After years of scientific and ethical debate, the United Kingdom passed a law last year that would allow fertility clinics there to offer the technique—but on a case-by-case basis and closely overseen by that country’s Human Fertilisation and Embryology Authority (HFEA), which regulates assisted reproduction and embryo research. No clinics have yet received approval to use the technique there.

The United States does not have an equivalent to HFEA, but FDA has said that anyone who wants to use the technique needs to apply to the agency for permission, because MRT is a form of gene therapy. In 2014, it started a process to assess the scientific and ethical questions surrounding the technique. The NAS report will help shape FDA’s decision on regulations and guidelines for such applications. 

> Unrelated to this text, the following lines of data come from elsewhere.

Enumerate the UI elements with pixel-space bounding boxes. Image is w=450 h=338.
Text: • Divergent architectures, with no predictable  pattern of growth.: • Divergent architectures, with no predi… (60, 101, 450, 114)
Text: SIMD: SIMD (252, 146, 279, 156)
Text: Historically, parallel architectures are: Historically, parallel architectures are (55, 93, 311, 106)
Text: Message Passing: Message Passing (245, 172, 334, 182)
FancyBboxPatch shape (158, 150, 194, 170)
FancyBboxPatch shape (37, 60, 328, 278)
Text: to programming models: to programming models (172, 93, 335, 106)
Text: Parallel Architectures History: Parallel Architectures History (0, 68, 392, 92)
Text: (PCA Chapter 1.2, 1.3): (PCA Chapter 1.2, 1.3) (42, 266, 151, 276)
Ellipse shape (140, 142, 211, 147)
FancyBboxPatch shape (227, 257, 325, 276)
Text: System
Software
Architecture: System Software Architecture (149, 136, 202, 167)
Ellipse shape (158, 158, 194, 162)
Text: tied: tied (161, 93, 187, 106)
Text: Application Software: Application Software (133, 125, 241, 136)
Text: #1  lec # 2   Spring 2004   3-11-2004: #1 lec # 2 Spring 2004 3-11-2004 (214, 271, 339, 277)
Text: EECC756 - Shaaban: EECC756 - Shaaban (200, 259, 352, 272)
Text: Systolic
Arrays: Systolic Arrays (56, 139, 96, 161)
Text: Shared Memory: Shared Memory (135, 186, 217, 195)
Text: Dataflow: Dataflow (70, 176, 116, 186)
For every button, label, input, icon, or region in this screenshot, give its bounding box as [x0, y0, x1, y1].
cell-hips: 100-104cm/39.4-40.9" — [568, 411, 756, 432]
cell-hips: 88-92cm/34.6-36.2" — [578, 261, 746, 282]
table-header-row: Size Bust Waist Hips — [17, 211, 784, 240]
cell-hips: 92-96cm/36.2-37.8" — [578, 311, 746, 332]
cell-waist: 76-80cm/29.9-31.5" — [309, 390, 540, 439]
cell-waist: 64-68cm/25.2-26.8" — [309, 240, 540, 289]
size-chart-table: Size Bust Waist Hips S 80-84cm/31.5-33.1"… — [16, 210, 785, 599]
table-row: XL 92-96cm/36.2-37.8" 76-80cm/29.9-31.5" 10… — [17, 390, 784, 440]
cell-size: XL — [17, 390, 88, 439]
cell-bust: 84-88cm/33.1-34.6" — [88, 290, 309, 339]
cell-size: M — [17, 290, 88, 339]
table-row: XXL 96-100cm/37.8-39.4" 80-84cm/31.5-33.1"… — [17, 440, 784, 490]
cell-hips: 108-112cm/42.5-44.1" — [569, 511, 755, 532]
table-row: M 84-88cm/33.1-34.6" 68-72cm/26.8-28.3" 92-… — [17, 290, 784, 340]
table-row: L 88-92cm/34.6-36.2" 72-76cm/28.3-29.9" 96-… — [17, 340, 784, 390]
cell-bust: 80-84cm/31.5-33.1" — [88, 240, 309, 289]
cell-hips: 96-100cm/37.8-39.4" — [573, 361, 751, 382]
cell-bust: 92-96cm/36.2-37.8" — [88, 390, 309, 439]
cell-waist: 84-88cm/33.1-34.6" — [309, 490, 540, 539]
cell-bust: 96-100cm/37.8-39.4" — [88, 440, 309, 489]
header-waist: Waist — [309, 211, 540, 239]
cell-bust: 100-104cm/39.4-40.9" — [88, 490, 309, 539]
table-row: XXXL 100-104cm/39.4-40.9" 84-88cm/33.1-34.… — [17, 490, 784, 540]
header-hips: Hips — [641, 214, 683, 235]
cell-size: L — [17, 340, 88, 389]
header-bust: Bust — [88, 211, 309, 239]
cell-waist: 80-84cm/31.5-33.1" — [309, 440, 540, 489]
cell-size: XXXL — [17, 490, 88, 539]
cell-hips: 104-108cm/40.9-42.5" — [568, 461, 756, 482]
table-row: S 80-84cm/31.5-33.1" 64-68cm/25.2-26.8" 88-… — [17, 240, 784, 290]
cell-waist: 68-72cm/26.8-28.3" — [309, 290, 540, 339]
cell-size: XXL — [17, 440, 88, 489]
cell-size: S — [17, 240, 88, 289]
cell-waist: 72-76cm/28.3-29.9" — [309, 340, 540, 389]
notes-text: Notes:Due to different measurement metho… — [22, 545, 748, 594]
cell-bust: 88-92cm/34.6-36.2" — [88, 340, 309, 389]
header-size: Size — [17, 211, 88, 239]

But don’t expect any such experiments to proceed quickly in the United States. Federal legislation passed in December limits the agency’s ability to grant permission for any mitochondrial replacement therapy efforts for fiscal year 2016. Because of the legislation, a FDA spokesperson noted in an email, “the agency will not receive or review INDs [Investigational New Drug applications] for human subject research utilizing genetic modification of embryos for the prevention of transmission of mitochondrial disease in FY 2016 and human subject research using these technologies cannot be conducted in compliance with the Federal Food, Drug, and Cosmetic Act and FDA’s implementing regulations.”

*Update, 4 February, 5:55 p.m.: This story has been updated to include comments from the FDA and the link to Science’s policy forum.